Bung Hatta, Mesin Jahit, dan Rahasia Negara; Kolom oleh Nur Cholis Huda. Tulisan Wakil Ketua Pimpinan Wilayah Muhammadiyah Jawa Timur 2005-2022 tentang tokor-tokoh Indonesia yang menginspirasi akan terbit setiap Jumat. Tulisan sebelumnya berjudul: Teladan dari Jenderal Hoegeng, sang Polisi Jujur.
Rahmi Hatta, istri Bung Hatta ingin punya mesin jahit. Bagi Bung Hatta selaku wapres, kalau mau, itu persoalan kecil. Tidak perlu minta, cukup cerita saja bahwa istrinya kepingin mesin jahit. Pasti mesin jahit akan tiba dengan sendirinya, dari para pengusaha. Bahkan bisa lebih dari satu mesin jahit.
Tapi itu tidak dilakukan Bung Hatta. Bu Rahmi menabung sedikit demi sedikit yang disisihkan dari uang belanja agar bisa membeli mesin jahit itu. Akhirnya jumlah tabungannya mencukupi.
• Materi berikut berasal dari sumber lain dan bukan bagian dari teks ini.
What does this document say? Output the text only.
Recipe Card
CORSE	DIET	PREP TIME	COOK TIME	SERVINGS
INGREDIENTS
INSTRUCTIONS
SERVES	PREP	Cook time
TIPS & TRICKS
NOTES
Namun ternyata ada kebijakan pemerintah melakukan sanering (devaluasi), yaitu kebijakan pemotongan nilai rupiah dari Rp 1.000 menjadi Rp 1. Maka nilai tabungan Bu Rahmi turun. Berkurang. Maka dengan kebijakan itu tabungan Bu Rahmi tidak lagi cukup untuk membeli mesin jahit. Peristiwa yang mengiris hati karena dia istri wakil presiden. Menabung dari menghemat uang belanja sedikit demi sedikit seperti tidak ada artinya.
Dengan sedih Bu Rahmi berkata kepada Bung Hatta: Pak, Bapak mestinya tahu pemerintah akan melakukan senering. Mengapa Bapak tidak memberi tahu ibu?” Maksud Bu Rahmi kalau saja diberitahu lebih awal, pasti dia bisa membeli mesin jahit sebelum nilai uang tabungannya berkurang.
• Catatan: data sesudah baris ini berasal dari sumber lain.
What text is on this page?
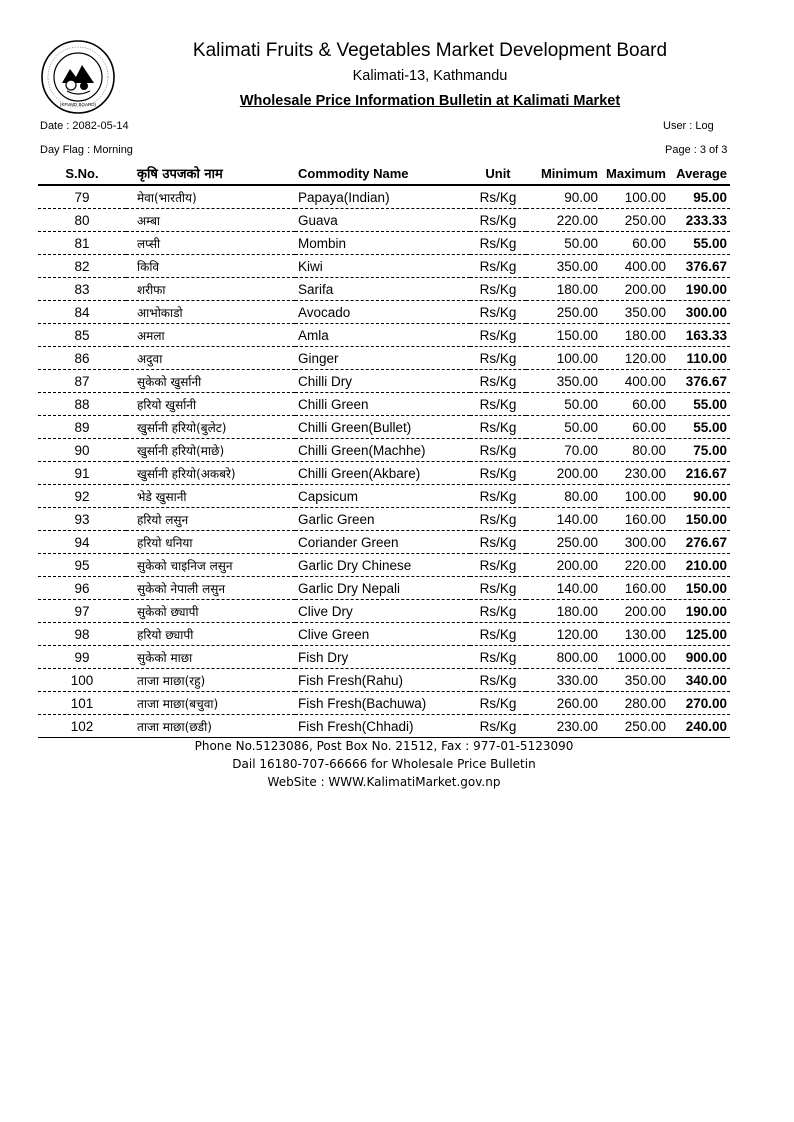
(KFVMD BOARD)
Kalimati Fruits & Vegetables Market Development Board
Kalimati-13, Kathmandu
Wholesale Price Information Bulletin at Kalimati Market
Date : 2082-05-14	User : Log
Day Flag : Morning	Page : 3 of 3
S.No.	कृषि उपजको नाम	Commodity Name	Unit	Minimum	Maximum	Average
79	मेवा(भारतीय)	Papaya(Indian)	Rs/Kg	90.00	100.00	95.00
80	अम्बा	Guava	Rs/Kg	220.00	250.00	233.33
81	लप्सी	Mombin	Rs/Kg	50.00	60.00	55.00
82	किवि	Kiwi	Rs/Kg	350.00	400.00	376.67
83	शरीफा	Sarifa	Rs/Kg	180.00	200.00	190.00
84	आभोकाडो	Avocado	Rs/Kg	250.00	350.00	300.00
85	अमला	Amla	Rs/Kg	150.00	180.00	163.33
86	अदुवा	Ginger	Rs/Kg	100.00	120.00	110.00
87	सुकेको खुर्सानी	Chilli Dry	Rs/Kg	350.00	400.00	376.67
88	हरियो खुर्सानी	Chilli Green	Rs/Kg	50.00	60.00	55.00
89	खुर्सानी हरियो(बुलेट)	Chilli Green(Bullet)	Rs/Kg	50.00	60.00	55.00
90	खुर्सानी हरियो(माछे)	Chilli Green(Machhe)	Rs/Kg	70.00	80.00	75.00
91	खुर्सानी हरियो(अकबरे)	Chilli Green(Akbare)	Rs/Kg	200.00	230.00	216.67
92	भेडे खुसानी	Capsicum	Rs/Kg	80.00	100.00	90.00
93	हरियो लसुन	Garlic Green	Rs/Kg	140.00	160.00	150.00
94	हरियो धनिया	Coriander Green	Rs/Kg	250.00	300.00	276.67
95	सुकेको चाइनिज लसुन	Garlic Dry Chinese	Rs/Kg	200.00	220.00	210.00
96	सुकेको नेपाली लसुन	Garlic Dry Nepali	Rs/Kg	140.00	160.00	150.00
97	सुकेको छ्यापी	Clive Dry	Rs/Kg	180.00	200.00	190.00
98	हरियो छ्यापी	Clive Green	Rs/Kg	120.00	130.00	125.00
99	सुकेको माछा	Fish Dry	Rs/Kg	800.00	1000.00	900.00
100	ताजा माछा(रहु)	Fish Fresh(Rahu)	Rs/Kg	330.00	350.00	340.00
101	ताजा माछा(बचुवा)	Fish Fresh(Bachuwa)	Rs/Kg	260.00	280.00	270.00
102	ताजा माछा(छडी)	Fish Fresh(Chhadi)	Rs/Kg	230.00	250.00	240.00
Phone No.5123086, Post Box No. 21512, Fax : 977-01-5123090
Dail 16180-707-66666 for Wholesale Price Bulletin
WebSite : WWW.KalimatiMarket.gov.np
Jawab Bung Hatta: “Itu ‘kan rahasia negara. Tidak boleh diberitahukan kepada siapa saja. Termasuk kepada keluarga. Bukan tidak percaya kepada ibu tetapi itu tidak boleh. Biarlah kita rugi sedikit demi kepentingan bangsa. Mari kita menabung lagi ya!”
Sepatu Bally
Peristiwa paling mengiris hati ialah ketika Bung Hatta ingin punya sepatu Bally, sepatu yang bagus. Kita sudah tahu kisah sedih itu. Dia tidak punya cukup uang untuk membeli sepatu itu. Maka dia menabung. Sambil menunggu jumlah tabungannya cukup dia gunting iklan sepatu itu dan toko tempat menjualnya. Lalu disimpannya. Siapa tahu nanti uangnya cukup.
Kalau saja mau, Bung Hatta bisa mengambil jalan cepat. Bilang kepada seorang bahwa dia ingin punya sepatu Bally. Semua akan beres. Tapi itu tidak dilakukan. Dia pilih menabung. Sayangnya tabungan Bung Hatta tidak pernah cukup. Sebagian karena diambil untuk membantu kerabat dan kawan yang datang minta tolong. Sebagian lagi untuk kebutuhan rumah tangganya.
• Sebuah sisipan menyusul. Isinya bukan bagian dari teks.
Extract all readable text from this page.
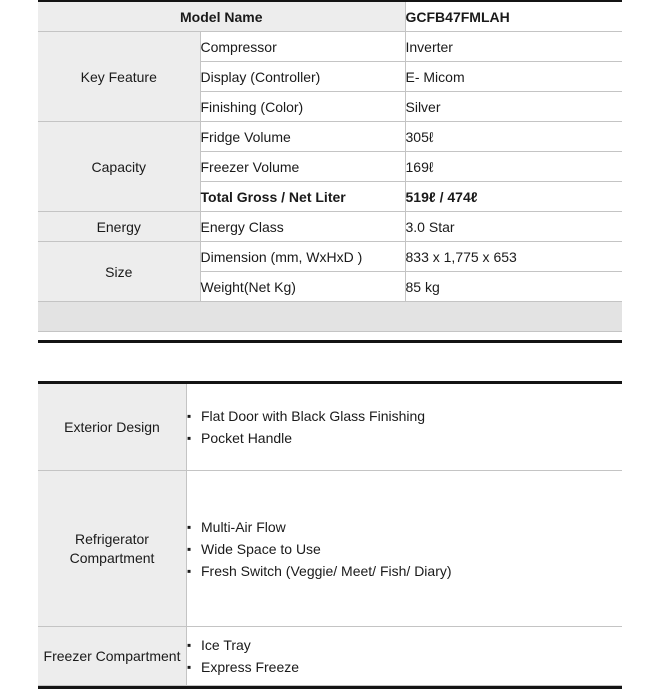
Model Name		GCFB47FMLAH
Key Feature	Compressor	Inverter
	Display (Controller)	E- Micom
	Finishing (Color)	Silver
Capacity	Fridge Volume	305ℓ
	Freezer Volume	169ℓ
	Total Gross / Net Liter	519ℓ / 474ℓ
Energy	Energy Class	3.0 Star
Size	Dimension (mm, WxHxD )	833 x 1,775 x 653
	Weight(Net Kg)	85 kg

Exterior Design	
▪ Flat Door with Black Glass Finishing
▪ Pocket Handle

Refrigerator Compartment	
▪ Multi-Air Flow
▪ Wide Space to Use
▪ Fresh Switch (Veggie/ Meet/ Fish/ Diary)

Freezer Compartment	
▪ Ice Tray
▪ Express Freeze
Sampai akhir hayatnya keinginan mempunyai sepatu itu tidak kesampaian karena tabungan tidak mencukupi. Beberapa waktu setelah Bung Hatta wafat, keluarganya menemukan dalam dompet Bung Hatta guntingan iklan sepatu itu yang masih terlipat rapi. Ini tentu peristiwa yang mengiris hati tetapi pelajaran sangat mahal tentang kesederhanaan dan kejujuran. Tidak mau menggunakan jabatan untuk kepentingan pribadi.
Dari hal yang paling kecil Bung Hatta selalu hati-hati dan teliti jangan sampai dia dan keluarganya menggunakan barang negara untuk kepentingan pribadi. Gemala Rabiah Hatta, putri Bung Hatta ke dua bercerita. Ketika dia bersekolah di Australia, dia berkirim surat kepada Bung Hatta. Dia memang sering berkirim surat dan selalu dibalas. Bung Hatta memberi semangat, hiburan, dan harapan.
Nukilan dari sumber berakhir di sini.